Boris Johnson told Cabinet that the Budget “starts to tackle head on the challenges facing our economy and country – addressing productivity and regional imbalances – and showing that the Government is responding to the public’s desire for change”.
It is understood the infrastructure spending figure in the Budget could be more than £600 billion over the five-year Parliament.
However, the British Government has faced criticism for delaying its key National Infrastructure Strategy to tackle the climate crisis and boost transport connectivity.
And analysts were keeping a watchful eye on whether the Chancellor sticks to the Tories’ fiscal rules as he seeks to shepherd the UK through the coronavirus outbreak.
The British Treasury said he would triple the average net investment seen over the past 40 years, taking it to the highest levels in real terms since 1955.
The incoming investment was said to be shaped by the findings of a review by the “Green Book”, the manual used by ministers to make investment decisions across the country.
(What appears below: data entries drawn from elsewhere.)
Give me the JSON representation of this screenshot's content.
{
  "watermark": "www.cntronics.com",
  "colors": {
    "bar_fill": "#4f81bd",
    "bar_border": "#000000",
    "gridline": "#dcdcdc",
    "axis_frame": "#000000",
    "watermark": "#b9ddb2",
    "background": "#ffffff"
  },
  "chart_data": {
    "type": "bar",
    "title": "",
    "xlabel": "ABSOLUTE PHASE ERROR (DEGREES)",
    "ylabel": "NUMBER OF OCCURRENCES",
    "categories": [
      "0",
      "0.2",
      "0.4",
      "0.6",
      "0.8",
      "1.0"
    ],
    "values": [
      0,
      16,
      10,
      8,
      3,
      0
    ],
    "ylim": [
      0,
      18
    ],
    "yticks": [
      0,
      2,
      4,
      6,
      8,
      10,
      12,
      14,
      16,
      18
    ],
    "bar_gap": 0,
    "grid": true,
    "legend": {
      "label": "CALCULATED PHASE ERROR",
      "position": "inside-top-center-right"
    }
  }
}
Shadow chancellor John McDonnell accused the Treasury of publishing “exaggerated claims” on partially fixing infrastructure he blamed the Tories for damaging.
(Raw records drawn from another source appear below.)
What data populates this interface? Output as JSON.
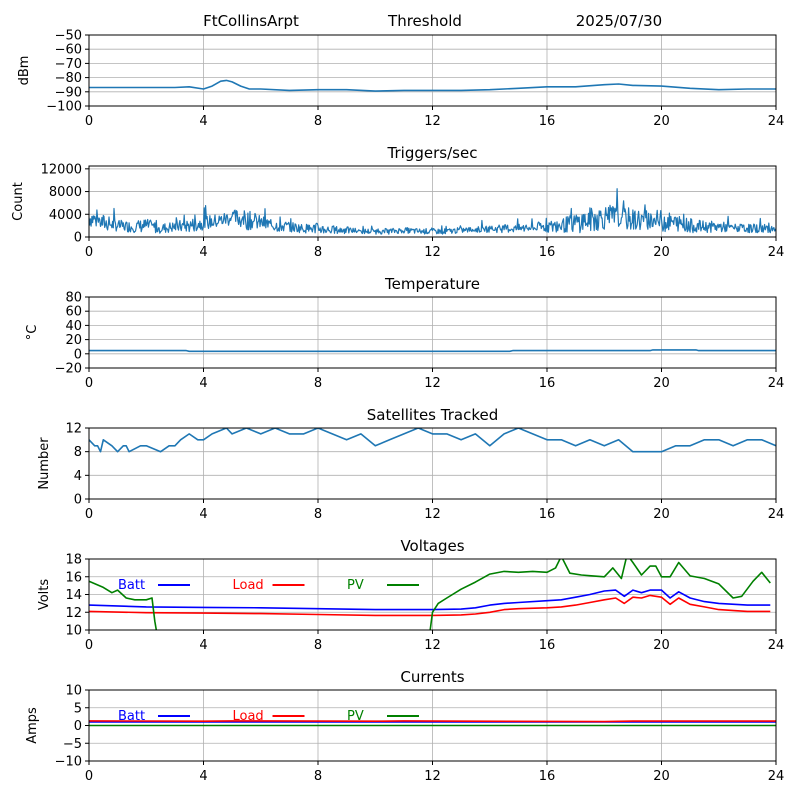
{
  "header": {
    "station": "FtCollinsArpt",
    "label": "Threshold",
    "date": "2025/07/30"
  },
  "colors": {
    "series": "#1f77b4",
    "batt": "#0000ff",
    "load": "#ff0000",
    "pv": "#008000"
  },
  "chart_data": [
    {
      "id": "threshold",
      "type": "line",
      "title": "",
      "ylabel": "dBm",
      "xlim": [
        0,
        24
      ],
      "xticks": [
        0,
        4,
        8,
        12,
        16,
        20,
        24
      ],
      "ylim": [
        -100,
        -50
      ],
      "yticks": [
        -100,
        -90,
        -80,
        -70,
        -60,
        -50
      ],
      "yticklabels": [
        "−100",
        "−90",
        "−80",
        "−70",
        "−60",
        "−50"
      ],
      "grid": true,
      "series": [
        {
          "x": [
            0,
            1,
            2,
            3,
            3.5,
            4,
            4.3,
            4.6,
            4.8,
            5.0,
            5.3,
            5.6,
            6,
            7,
            8,
            9,
            10,
            11,
            12,
            13,
            14,
            15,
            16,
            17,
            18,
            18.5,
            19,
            20,
            21,
            22,
            23,
            24
          ],
          "y": [
            -87,
            -87,
            -87,
            -87,
            -86.5,
            -88,
            -86,
            -82.5,
            -82,
            -83,
            -86,
            -88,
            -88,
            -89,
            -88.5,
            -88.5,
            -89.5,
            -89,
            -89,
            -89,
            -88.5,
            -87.5,
            -86.5,
            -86.5,
            -85,
            -84.5,
            -85.5,
            -86,
            -87.5,
            -88.5,
            -88,
            -88
          ]
        }
      ]
    },
    {
      "id": "triggers",
      "type": "line",
      "title": "Triggers/sec",
      "ylabel": "Count",
      "xlim": [
        0,
        24
      ],
      "xticks": [
        0,
        4,
        8,
        12,
        16,
        20,
        24
      ],
      "ylim": [
        0,
        12500
      ],
      "yticks": [
        0,
        4000,
        8000,
        12000
      ],
      "yticklabels": [
        "0",
        "4000",
        "8000",
        "12000"
      ],
      "grid": true,
      "series": [
        {
          "x": [
            0,
            0.5,
            1,
            1.5,
            2,
            2.5,
            3,
            3.5,
            4,
            4.5,
            5,
            5.5,
            6,
            6.5,
            7,
            7.5,
            8,
            8.5,
            9,
            9.5,
            10,
            10.5,
            11,
            11.5,
            12,
            12.5,
            13,
            13.5,
            14,
            14.5,
            15,
            15.5,
            16,
            16.5,
            17,
            17.5,
            18,
            18.5,
            19,
            19.5,
            20,
            20.5,
            21,
            21.5,
            22,
            22.5,
            23,
            23.5,
            24
          ],
          "y": [
            3500,
            2500,
            2000,
            1800,
            2000,
            1500,
            1800,
            2000,
            2500,
            2800,
            3500,
            3000,
            2500,
            2000,
            1800,
            1500,
            1500,
            1200,
            1200,
            1000,
            1000,
            1000,
            1200,
            1000,
            1000,
            1000,
            1200,
            1300,
            1400,
            1500,
            1500,
            1600,
            1800,
            2000,
            2500,
            3000,
            3500,
            3500,
            3000,
            3000,
            2800,
            2500,
            2000,
            1800,
            1800,
            1600,
            1500,
            1500,
            1500
          ],
          "noise_amp": [
            3500,
            3000,
            2000,
            2000,
            2500,
            1800,
            2000,
            2500,
            2500,
            2500,
            3000,
            3500,
            2500,
            2200,
            2000,
            1500,
            2000,
            1500,
            1200,
            1000,
            1000,
            1000,
            1000,
            1000,
            1000,
            1000,
            1000,
            1000,
            1200,
            1500,
            1500,
            1600,
            2000,
            2500,
            3500,
            4500,
            4500,
            4000,
            4000,
            3500,
            4000,
            3000,
            2500,
            2000,
            2000,
            1500,
            1500,
            1500,
            1500
          ]
        }
      ]
    },
    {
      "id": "temperature",
      "type": "line",
      "title": "Temperature",
      "ylabel": "°C",
      "xlim": [
        0,
        24
      ],
      "xticks": [
        0,
        4,
        8,
        12,
        16,
        20,
        24
      ],
      "ylim": [
        -20,
        80
      ],
      "yticks": [
        -20,
        0,
        20,
        40,
        60,
        80
      ],
      "yticklabels": [
        "−20",
        "0",
        "20",
        "40",
        "60",
        "80"
      ],
      "grid": true,
      "series": [
        {
          "x": [
            0,
            3.4,
            3.5,
            14.7,
            14.8,
            19.6,
            19.7,
            21.2,
            21.3,
            24
          ],
          "y": [
            4.5,
            4.5,
            3.5,
            3.5,
            4.5,
            4.5,
            5.5,
            5.5,
            4.5,
            4.5
          ]
        }
      ]
    },
    {
      "id": "satellites",
      "type": "line",
      "title": "Satellites Tracked",
      "ylabel": "Number",
      "xlim": [
        0,
        24
      ],
      "xticks": [
        0,
        4,
        8,
        12,
        16,
        20,
        24
      ],
      "ylim": [
        0,
        12
      ],
      "yticks": [
        0,
        4,
        8,
        12
      ],
      "yticklabels": [
        "0",
        "4",
        "8",
        "12"
      ],
      "grid": true,
      "series": [
        {
          "x": [
            0,
            0.2,
            0.3,
            0.4,
            0.5,
            0.8,
            1.0,
            1.2,
            1.3,
            1.4,
            1.8,
            2.0,
            2.5,
            2.8,
            3.0,
            3.2,
            3.5,
            3.8,
            4.0,
            4.3,
            4.8,
            5.0,
            5.5,
            6.0,
            6.5,
            7.0,
            7.5,
            8.0,
            8.5,
            9.0,
            9.5,
            10.0,
            10.5,
            11.0,
            11.5,
            12.0,
            12.5,
            13.0,
            13.5,
            14.0,
            14.5,
            15.0,
            15.5,
            16.0,
            16.5,
            17.0,
            17.5,
            18.0,
            18.5,
            19.0,
            19.5,
            20.0,
            20.5,
            21.0,
            21.5,
            22.0,
            22.5,
            23.0,
            23.5,
            24.0
          ],
          "y": [
            10,
            9,
            9,
            8,
            10,
            9,
            8,
            9,
            9,
            8,
            9,
            9,
            8,
            9,
            9,
            10,
            11,
            10,
            10,
            11,
            12,
            11,
            12,
            11,
            12,
            11,
            11,
            12,
            11,
            10,
            11,
            9,
            10,
            11,
            12,
            11,
            11,
            10,
            11,
            9,
            11,
            12,
            11,
            10,
            10,
            9,
            10,
            9,
            10,
            8,
            8,
            8,
            9,
            9,
            10,
            10,
            9,
            10,
            10,
            9
          ]
        }
      ]
    },
    {
      "id": "voltages",
      "type": "line",
      "title": "Voltages",
      "ylabel": "Volts",
      "xlim": [
        0,
        24
      ],
      "xticks": [
        0,
        4,
        8,
        12,
        16,
        20,
        24
      ],
      "ylim": [
        10,
        18
      ],
      "yticks": [
        10,
        12,
        14,
        16,
        18
      ],
      "yticklabels": [
        "10",
        "12",
        "14",
        "16",
        "18"
      ],
      "grid": true,
      "series": [
        {
          "name": "Batt",
          "color_key": "batt",
          "x": [
            0,
            2,
            4,
            6,
            8,
            10,
            12,
            13,
            13.5,
            14,
            14.5,
            15,
            16,
            16.5,
            17,
            17.5,
            18,
            18.4,
            18.7,
            19.0,
            19.3,
            19.6,
            20.0,
            20.3,
            20.6,
            21.0,
            21.5,
            22.0,
            23.0,
            23.8
          ],
          "y": [
            12.8,
            12.6,
            12.55,
            12.5,
            12.4,
            12.3,
            12.3,
            12.35,
            12.5,
            12.8,
            13.0,
            13.1,
            13.3,
            13.4,
            13.7,
            14.0,
            14.4,
            14.5,
            13.8,
            14.5,
            14.2,
            14.5,
            14.5,
            13.6,
            14.3,
            13.6,
            13.2,
            13.0,
            12.8,
            12.8
          ]
        },
        {
          "name": "Load",
          "color_key": "load",
          "x": [
            0,
            2,
            4,
            6,
            8,
            10,
            12,
            13,
            13.5,
            14,
            14.5,
            15,
            16,
            16.5,
            17,
            17.5,
            18,
            18.4,
            18.7,
            19.0,
            19.3,
            19.6,
            20.0,
            20.3,
            20.6,
            21.0,
            21.5,
            22.0,
            23.0,
            23.8
          ],
          "y": [
            12.1,
            11.95,
            11.9,
            11.85,
            11.75,
            11.65,
            11.65,
            11.7,
            11.8,
            12.0,
            12.3,
            12.4,
            12.5,
            12.6,
            12.8,
            13.1,
            13.4,
            13.6,
            13.0,
            13.7,
            13.6,
            13.9,
            13.7,
            12.9,
            13.6,
            12.9,
            12.6,
            12.3,
            12.1,
            12.1
          ]
        },
        {
          "name": "PV",
          "color_key": "pv",
          "x": [
            0,
            0.5,
            0.8,
            1.0,
            1.3,
            1.6,
            2.0,
            2.2,
            2.3,
            2.35,
            2.4
          ],
          "y": [
            15.5,
            14.8,
            14.2,
            14.5,
            13.6,
            13.4,
            13.4,
            13.6,
            11.0,
            10.0,
            9.5
          ]
        },
        {
          "name": "PV",
          "color_key": "pv",
          "x": [
            11.9,
            12.0,
            12.2,
            12.5,
            13.0,
            13.5,
            14.0,
            14.5,
            15.0,
            15.5,
            16.0,
            16.3,
            16.5,
            16.8,
            17.2,
            17.6,
            18.0,
            18.3,
            18.6,
            18.8,
            19.0,
            19.3,
            19.6,
            19.8,
            20.0,
            20.3,
            20.6,
            21.0,
            21.5,
            22.0,
            22.5,
            22.8,
            23.2,
            23.5,
            23.8
          ],
          "y": [
            9.5,
            12.0,
            13.0,
            13.6,
            14.6,
            15.4,
            16.3,
            16.6,
            16.5,
            16.6,
            16.5,
            17.0,
            18.3,
            16.4,
            16.2,
            16.1,
            16.0,
            17.0,
            15.8,
            18.5,
            17.6,
            16.2,
            17.2,
            17.2,
            16.0,
            16.0,
            17.6,
            16.1,
            15.8,
            15.2,
            13.6,
            13.8,
            15.5,
            16.5,
            15.3
          ]
        }
      ]
    },
    {
      "id": "currents",
      "type": "line",
      "title": "Currents",
      "ylabel": "Amps",
      "xlim": [
        0,
        24
      ],
      "xticks": [
        0,
        4,
        8,
        12,
        16,
        20,
        24
      ],
      "ylim": [
        -10,
        10
      ],
      "yticks": [
        -10,
        -5,
        0,
        5,
        10
      ],
      "yticklabels": [
        "−10",
        "−5",
        "0",
        "5",
        "10"
      ],
      "grid": true,
      "series": [
        {
          "name": "Batt",
          "color_key": "batt",
          "x": [
            0,
            24
          ],
          "y": [
            1.0,
            1.0
          ]
        },
        {
          "name": "Load",
          "color_key": "load",
          "x": [
            0,
            4,
            5,
            10,
            11,
            18,
            19,
            24
          ],
          "y": [
            1.3,
            1.2,
            1.3,
            1.2,
            1.3,
            1.1,
            1.25,
            1.25
          ]
        },
        {
          "name": "PV",
          "color_key": "pv",
          "x": [
            0,
            24
          ],
          "y": [
            0.0,
            0.0
          ]
        }
      ]
    }
  ]
}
“Mr Sunak is asking us to congratulate him for partially rebuilding what the Conservatives have destroyed over the last 10 years,” the Labour MP added.
Mr McDonnell also warned that public services are in a “vulnerable position” to deal with the “shock” of the coronavirus as he called for urgent investment.
Less than a month into the job, Mr Sunak has been forced to rewrite his plans in response to the Covid-19 concerns and the market turmoil the virus has created.
He has not ruled out breaking the fiscal rules limiting taxation and spending set out in the Conservative manifesto as he seeks to guide the UK through the instability.
The Tories pledged at the election that they would not borrow to fund day-to-day spending and would ensure debt drops in five years’ time.
Mr Sunak has faced calls to provide businesses with immediate support, particularly to those facing losses and payments to sick or self-isolating staff.
The Government had pledged to deliver its £100 billion National Infrastructure Strategy on Wednesday, but that was now being delayed for a number of months.
The detailed plan should set out transport plans while working towards achieving the pledge of net-zero carbon emissions by 2050.
But his first Budget is expected to include a £5 billion investment to roll out faster broadband across the UK by 2025.
A further £5 billion is expected to be made available in loans in order to boost post-Brexit exports, while £2.5 billion would be spent to repair 50 million potholes.
Mr Sunak was also anticipated to double funding for flood defences to £5.3 billion after the storm damage seen across swathes of the nation.
Britain’s Office for Budget Responsibility’s forecasts for the deficit, debt, GDP and productivity will also be revealed on Wednesday, potentially shedding some light on how Brexit may affect the economy.